John Guarino (Dainippon America; Poster 83) and colleagues presented relatively low placebo responses and positive effects on symptom remission for 50 patients per group. These effects were confirmed by Josephine Cucchiaro (Dainippon America; Poster 82) and colleagues in an even larger (~150 pts/group) study. They found some of the PANSS positive, negative, and total scores to be superior to ziprasidone during several times in the three-week trial. Unfortunately, there was only a "one- to three-day" placebo run in, with no active placebo comparator. A Phase 3 placebo-controlled study is underway.
Masaaki Ogasa (Dainippon America; Poster 81) and colleagues presented a six-week, double-blind, placebo-controlled randomized trial conducted in the U.S. with 90 patients per group.
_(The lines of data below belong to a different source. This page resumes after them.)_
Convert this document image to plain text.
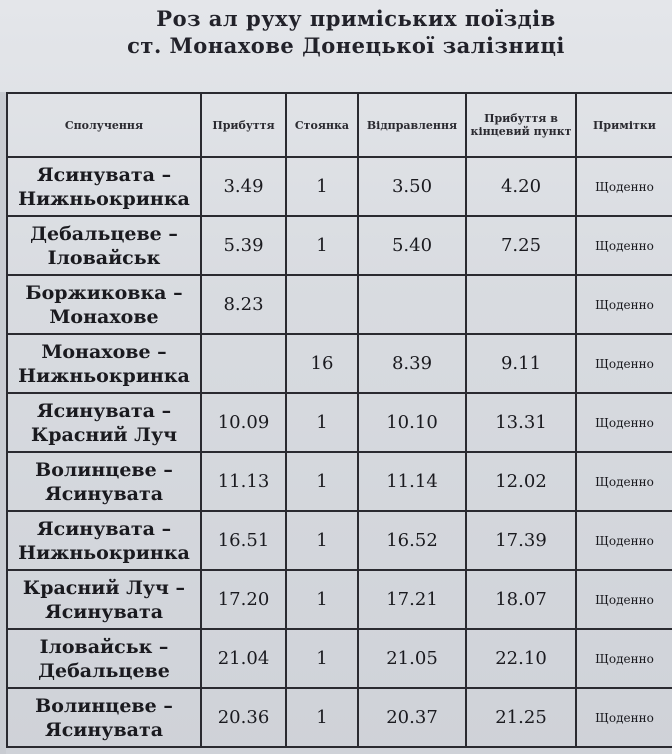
Роз ал руху приміських поїздів
ст. Монахове Донецької залізниці
Сполучення	Прибуття	Стоянка	Відправлення	Прибуття в кінцевий пункт	Примітки

Ясинувата –
Нижньокринка	3.49	1	3.50	4.20	Щоденно

Дебальцеве –
Іловайськ	5.39	1	5.40	7.25	Щоденно

Боржиковка –
Монахове	8.23				Щоденно

Монахове –
Нижньокринка		16	8.39	9.11	Щоденно

Ясинувата –
Красний Луч	10.09	1	10.10	13.31	Щоденно

Волинцеве –
Ясинувата	11.13	1	11.14	12.02	Щоденно

Ясинувата –
Нижньокринка	16.51	1	16.52	17.39	Щоденно

Красний Луч –
Ясинувата	17.20	1	17.21	18.07	Щоденно

Іловайськ –
Дебальцеве	21.04	1	21.05	22.10	Щоденно

Волинцеве –
Ясинувата	20.36	1	20.37	21.25	Щоденно
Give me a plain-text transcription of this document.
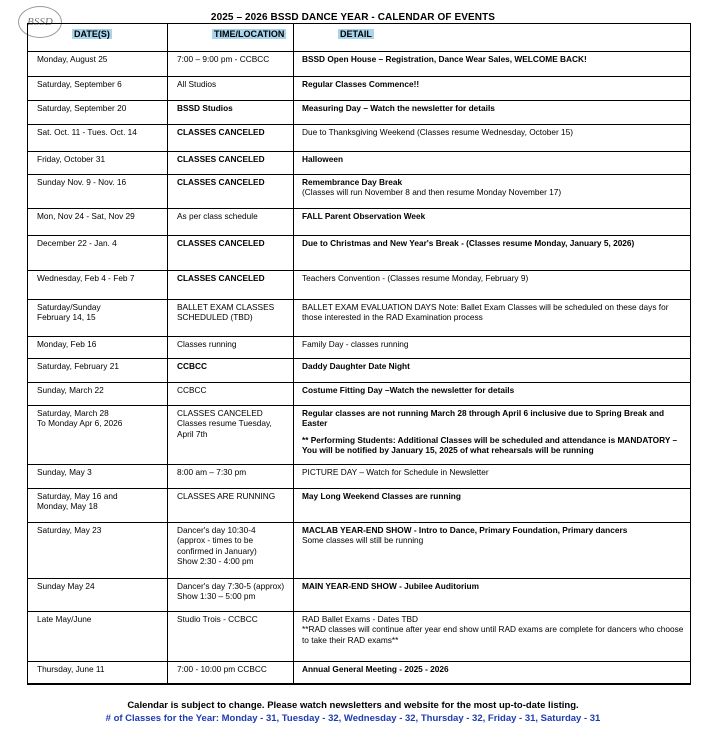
BSSD	2025 – 2026 BSSD DANCE YEAR - CALENDAR OF EVENTS
DATE(S)	TIME/LOCATION	DETAIL

Monday, August 25	7:00 – 9:00 pm - CCBCC	BSSD Open House – Registration, Dance Wear Sales, WELCOME BACK!

Saturday, September 6	All Studios	Regular Classes Commence!!

Saturday, September 20	BSSD Studios	Measuring Day – Watch the newsletter for details

Sat. Oct. 11 - Tues. Oct. 14	CLASSES CANCELED	Due to Thanksgiving Weekend (Classes resume Wednesday, October 15)

Friday, October 31	CLASSES CANCELED	Halloween

Sunday Nov. 9 - Nov. 16	CLASSES CANCELED	Remembrance Day Break
(Classes will run November 8 and then resume Monday November 17)

Mon, Nov 24 - Sat, Nov 29	As per class schedule	FALL Parent Observation Week

December 22 - Jan. 4	CLASSES CANCELED	Due to Christmas and New Year's Break - (Classes resume Monday, January 5, 2026)

Wednesday, Feb 4 - Feb 7	CLASSES CANCELED	Teachers Convention - (Classes resume Monday, February 9)

Saturday/Sunday
February 14, 15	BALLET EXAM CLASSES
SCHEDULED (TBD)	BALLET EXAM EVALUATION DAYS Note: Ballet Exam Classes will be scheduled on these days for those interested in the RAD Examination process

Monday, Feb 16	Classes running	Family Day - classes running

Saturday, February 21	CCBCC	Daddy Daughter Date Night

Sunday, March 22	CCBCC	Costume Fitting Day –Watch the newsletter for details

Saturday, March 28
To Monday Apr 6, 2026	CLASSES CANCELED Classes resume Tuesday, April 7th	Regular classes are not running March 28 through April 6 inclusive due to Spring Break and Easter
** Performing Students: Additional Classes will be scheduled and attendance is MANDATORY – You will be notified by January 15, 2025 of what rehearsals will be running

Sunday, May 3	8:00 am – 7:30 pm	PICTURE DAY – Watch for Schedule in Newsletter

Saturday, May 16 and
Monday, May 18	CLASSES ARE RUNNING	May Long Weekend Classes are running

Saturday, May 23	Dancer's day 10:30-4
(approx - times to be
confirmed in January)
Show 2:30 - 4:00 pm	MACLAB YEAR-END SHOW - Intro to Dance, Primary Foundation, Primary dancers
Some classes will still be running

Sunday May 24	Dancer's day 7:30-5 (approx)
Show 1:30 – 5:00 pm	MAIN YEAR-END SHOW - Jubilee Auditorium

Late May/June	Studio Trois - CCBCC	RAD Ballet Exams - Dates TBD
**RAD classes will continue after year end show until RAD exams are complete for dancers who choose to take their RAD exams**

Thursday, June 11	7:00 - 10:00 pm CCBCC	Annual General Meeting - 2025 - 2026
Calendar is subject to change. Please watch newsletters and website for the most up-to-date listing.
# of Classes for the Year: Monday - 31, Tuesday - 32, Wednesday - 32, Thursday - 32, Friday - 31, Saturday - 31
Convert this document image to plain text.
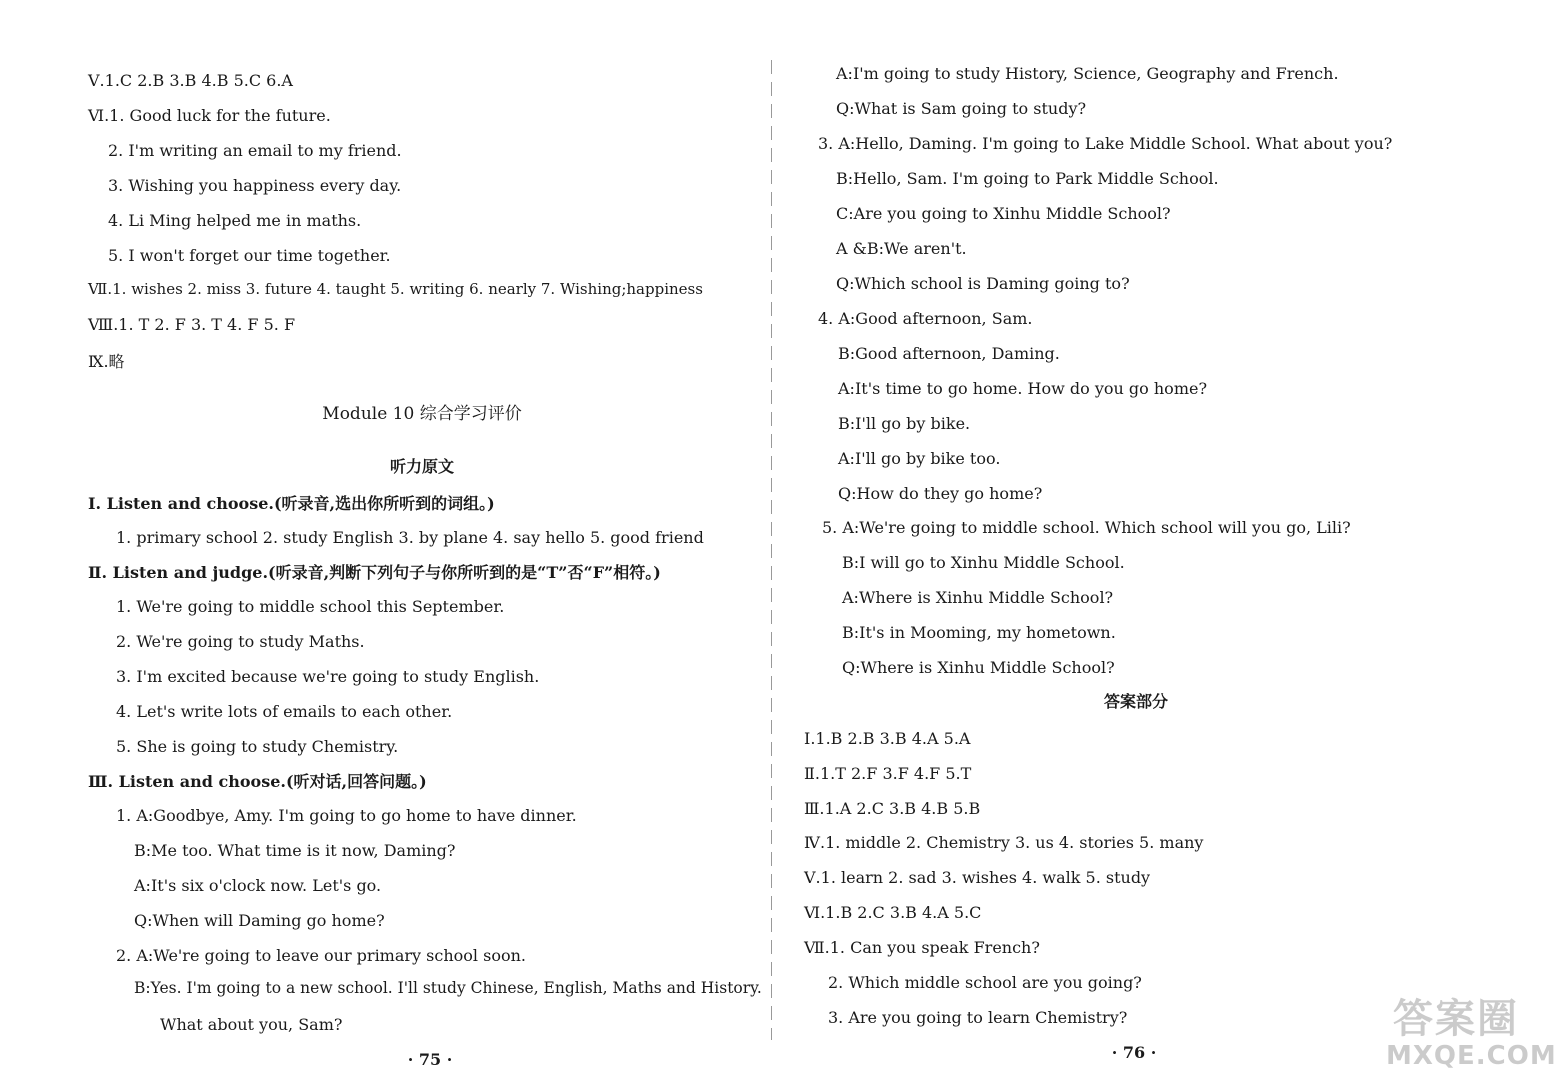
Ⅴ.1.C 2.B 3.B 4.B 5.C 6.A
Ⅵ.1. Good luck for the future.
2. I'm writing an email to my friend.
3. Wishing you happiness every day.
4. Li Ming helped me in maths.
5. I won't forget our time together.
Ⅶ.1. wishes 2. miss 3. future 4. taught 5. writing 6. nearly 7. Wishing;happiness
Ⅷ.1. T 2. F 3. T 4. F 5. F
Ⅸ.略
Module 10 综合学习评价
听力原文
Ⅰ. Listen and choose.(听录音,选出你所听到的词组。)
1. primary school 2. study English 3. by plane 4. say hello 5. good friend
Ⅱ. Listen and judge.(听录音,判断下列句子与你所听到的是“T”否“F”相符。)
1. We're going to middle school this September.
2. We're going to study Maths.
3. I'm excited because we're going to study English.
4. Let's write lots of emails to each other.
5. She is going to study Chemistry.
Ⅲ. Listen and choose.(听对话,回答问题。)
1. A:Goodbye, Amy. I'm going to go home to have dinner.
B:Me too. What time is it now, Daming?
A:It's six o'clock now. Let's go.
Q:When will Daming go home?
2. A:We're going to leave our primary school soon.
B:Yes. I'm going to a new school. I'll study Chinese, English, Maths and History.
What about you, Sam?
· 75 ·
A:I'm going to study History, Science, Geography and French.
Q:What is Sam going to study?
3. A:Hello, Daming. I'm going to Lake Middle School. What about you?
B:Hello, Sam. I'm going to Park Middle School.
C:Are you going to Xinhu Middle School?
A &B:We aren't.
Q:Which school is Daming going to?
4. A:Good afternoon, Sam.
B:Good afternoon, Daming.
A:It's time to go home. How do you go home?
B:I'll go by bike.
A:I'll go by bike too.
Q:How do they go home?
5. A:We're going to middle school. Which school will you go, Lili?
B:I will go to Xinhu Middle School.
A:Where is Xinhu Middle School?
B:It's in Mooming, my hometown.
Q:Where is Xinhu Middle School?
答案部分
Ⅰ.1.B 2.B 3.B 4.A 5.A
Ⅱ.1.T 2.F 3.F 4.F 5.T
Ⅲ.1.A 2.C 3.B 4.B 5.B
Ⅳ.1. middle 2. Chemistry 3. us 4. stories 5. many
Ⅴ.1. learn 2. sad 3. wishes 4. walk 5. study
Ⅵ.1.B 2.C 3.B 4.A 5.C
Ⅶ.1. Can you speak French?
2. Which middle school are you going?
3. Are you going to learn Chemistry?
· 76 ·
答案圈
MXQE.COM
Lurasidone at 80 mg produced a 15-point improvement in the PANSS-total score, and antidepressant activity determined with the MADRS total score and the PANSS G6 depression items score. Perhaps those many receptors provide a "magic shotgun" for two or more targets at once. There's a lot of anticipation for that Phase 3 study of lurasidone.—C. Anthony Altar.